Deutsche Bank AG’s Christian Bittar, one of the firm’s best-paid traders, lost about 40 million euros ($53 million) in bonuses after he was fired for trying to rig interest rates, three people with knowledge of the move said.

The lender dismissed Bittar in December 2011, claiming he colluded with a Barclays Plc trader to manipulate rates and boost the value of his trades in 2006 and 2007, said the people, who requested anonymity because they weren’t authorized to speak publicly. His attempts to rig the euro interbank offered rate and similar efforts by derivatives trader Guillaume Adolph over yen Libor are the focus of the bank’s probe, the people said. Both traders declined to comment for this story.

“Upon discovering that a limited number of employees acted inappropriately, we sanctioned or dismissed those involved and clawed back all of their unvested compensation,” Deutsche Bank spokesman Michael Golden said in a statement. “To date we have found no link between the inappropriate conduct of a limited number of employees and the profits generated by these trades.”

Regulators are investigating claims that traders at more than 16 companies manipulated submissions used to set benchmarks such as Euribor to profit from bets on interest-rate derivatives. Ex-traders say their firms had no rules governing how Euribor and Libor should be set and that managers were aware that traders, who stood to benefit from where the rate was fixed, were on occasions making submissions to the benchmarks.

Anshu Jain

Deutsche Bank’s Golden said the Frankfurt-based lender is cooperating with regulators and that its continuing internal investigation has cleared current and former management board members of wrongdoing. Co-Chief Executive Officer Anshu Jain, who said this week he was sickened by the scandal, has faced calls from German lawmakers to publish the findings of a probe by BaFin, the country’s financial regulator, into the lender’s rate-submission process. That inquiry is still to be completed.

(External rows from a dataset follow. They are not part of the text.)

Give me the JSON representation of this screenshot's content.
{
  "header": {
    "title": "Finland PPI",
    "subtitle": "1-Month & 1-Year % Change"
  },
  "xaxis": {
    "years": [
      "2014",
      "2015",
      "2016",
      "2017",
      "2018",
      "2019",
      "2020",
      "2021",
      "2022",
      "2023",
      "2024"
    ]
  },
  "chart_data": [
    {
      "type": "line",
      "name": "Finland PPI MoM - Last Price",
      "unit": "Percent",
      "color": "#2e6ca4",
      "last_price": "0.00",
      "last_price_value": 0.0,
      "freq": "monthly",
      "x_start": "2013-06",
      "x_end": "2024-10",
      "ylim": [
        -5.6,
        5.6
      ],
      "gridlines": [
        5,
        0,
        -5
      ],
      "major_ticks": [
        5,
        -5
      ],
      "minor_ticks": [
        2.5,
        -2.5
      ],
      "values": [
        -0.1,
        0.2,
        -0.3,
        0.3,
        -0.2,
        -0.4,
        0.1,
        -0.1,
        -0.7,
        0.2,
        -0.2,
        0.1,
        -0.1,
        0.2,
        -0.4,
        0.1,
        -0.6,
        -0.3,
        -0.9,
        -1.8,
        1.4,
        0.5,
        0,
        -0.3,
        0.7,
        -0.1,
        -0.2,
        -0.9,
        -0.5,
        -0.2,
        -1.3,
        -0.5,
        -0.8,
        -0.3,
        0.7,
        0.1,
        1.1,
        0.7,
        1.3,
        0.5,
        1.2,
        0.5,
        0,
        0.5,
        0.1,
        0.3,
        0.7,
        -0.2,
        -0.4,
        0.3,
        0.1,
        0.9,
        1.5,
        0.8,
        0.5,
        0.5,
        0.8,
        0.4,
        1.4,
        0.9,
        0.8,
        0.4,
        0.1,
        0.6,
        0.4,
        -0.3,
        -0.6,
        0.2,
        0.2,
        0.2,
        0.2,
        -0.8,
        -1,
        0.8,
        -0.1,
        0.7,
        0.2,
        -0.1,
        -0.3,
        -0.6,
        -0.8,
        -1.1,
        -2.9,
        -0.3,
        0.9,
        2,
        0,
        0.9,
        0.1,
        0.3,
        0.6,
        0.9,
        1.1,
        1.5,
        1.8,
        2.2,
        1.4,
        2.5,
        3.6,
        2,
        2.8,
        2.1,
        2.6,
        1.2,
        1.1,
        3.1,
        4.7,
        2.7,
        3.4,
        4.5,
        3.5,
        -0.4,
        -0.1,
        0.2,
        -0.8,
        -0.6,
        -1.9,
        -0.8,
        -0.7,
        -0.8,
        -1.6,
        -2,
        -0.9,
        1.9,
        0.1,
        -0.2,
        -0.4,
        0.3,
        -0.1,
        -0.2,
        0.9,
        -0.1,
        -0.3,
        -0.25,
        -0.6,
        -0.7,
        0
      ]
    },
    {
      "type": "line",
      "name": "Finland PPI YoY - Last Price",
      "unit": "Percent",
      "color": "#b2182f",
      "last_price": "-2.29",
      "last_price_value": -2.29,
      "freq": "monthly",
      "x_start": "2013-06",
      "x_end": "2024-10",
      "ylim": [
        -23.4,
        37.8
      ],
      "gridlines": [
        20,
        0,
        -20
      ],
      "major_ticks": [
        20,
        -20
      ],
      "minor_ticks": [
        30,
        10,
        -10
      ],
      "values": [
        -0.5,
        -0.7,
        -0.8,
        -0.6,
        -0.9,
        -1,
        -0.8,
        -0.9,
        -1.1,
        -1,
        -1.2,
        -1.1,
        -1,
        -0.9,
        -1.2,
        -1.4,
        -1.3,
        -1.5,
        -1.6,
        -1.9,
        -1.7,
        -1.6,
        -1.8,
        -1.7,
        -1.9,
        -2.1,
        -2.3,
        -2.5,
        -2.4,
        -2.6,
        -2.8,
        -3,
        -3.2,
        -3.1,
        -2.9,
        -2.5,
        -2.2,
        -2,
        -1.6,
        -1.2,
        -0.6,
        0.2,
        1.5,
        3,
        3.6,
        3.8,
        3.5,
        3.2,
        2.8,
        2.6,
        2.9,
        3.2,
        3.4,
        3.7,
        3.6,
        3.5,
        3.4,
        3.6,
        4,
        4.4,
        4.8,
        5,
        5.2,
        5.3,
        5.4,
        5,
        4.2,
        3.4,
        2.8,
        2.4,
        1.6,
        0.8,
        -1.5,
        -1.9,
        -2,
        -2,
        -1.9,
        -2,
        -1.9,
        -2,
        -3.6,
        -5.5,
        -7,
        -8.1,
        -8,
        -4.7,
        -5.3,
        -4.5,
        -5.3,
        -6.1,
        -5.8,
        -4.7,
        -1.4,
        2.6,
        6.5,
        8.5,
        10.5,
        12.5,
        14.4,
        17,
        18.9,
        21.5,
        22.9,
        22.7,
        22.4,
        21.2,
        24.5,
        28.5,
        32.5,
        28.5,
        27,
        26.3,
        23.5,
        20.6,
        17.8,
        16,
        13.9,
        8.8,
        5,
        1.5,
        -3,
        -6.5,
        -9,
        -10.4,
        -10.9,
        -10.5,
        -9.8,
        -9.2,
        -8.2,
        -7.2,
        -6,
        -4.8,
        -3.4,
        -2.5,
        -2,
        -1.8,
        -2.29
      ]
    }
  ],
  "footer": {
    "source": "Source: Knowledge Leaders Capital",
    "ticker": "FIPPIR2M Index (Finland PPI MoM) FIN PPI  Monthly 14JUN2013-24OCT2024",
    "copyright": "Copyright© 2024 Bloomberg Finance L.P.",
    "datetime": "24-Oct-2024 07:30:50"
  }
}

Bittar, who joined Deutsche Bank in 2001, was a proprietary trader specializing in short-term derivatives contracts and entitled to a percentage of the profit from his trades, the people said. He took billion-euro positions on the direction of short-term interest rates with the firm’s own money and reaped hundreds of millions of euros in profit for the bank, the people said. The bonuses Deutsche Bank pays its staff typically vest over a three-year period.

After the lender started to scale back its proprietary- trading operations in 2008, Bittar was named head of money market derivatives trading in 2010 and moved to Singapore. He now works for Bluecrest Capital Management LLP, Europe’s third- biggest hedge fund with $30 billion under management.

Euribor Spread

One of his strategies involved betting that the cost of borrowing in euros for three and six months would rise more quickly than one-month rates, the people said. That paid off after the collapse of Lehman Brothers Holdings Inc. in September 2008, when banks became unwilling to lend to each other for all but the shortest periods, they said.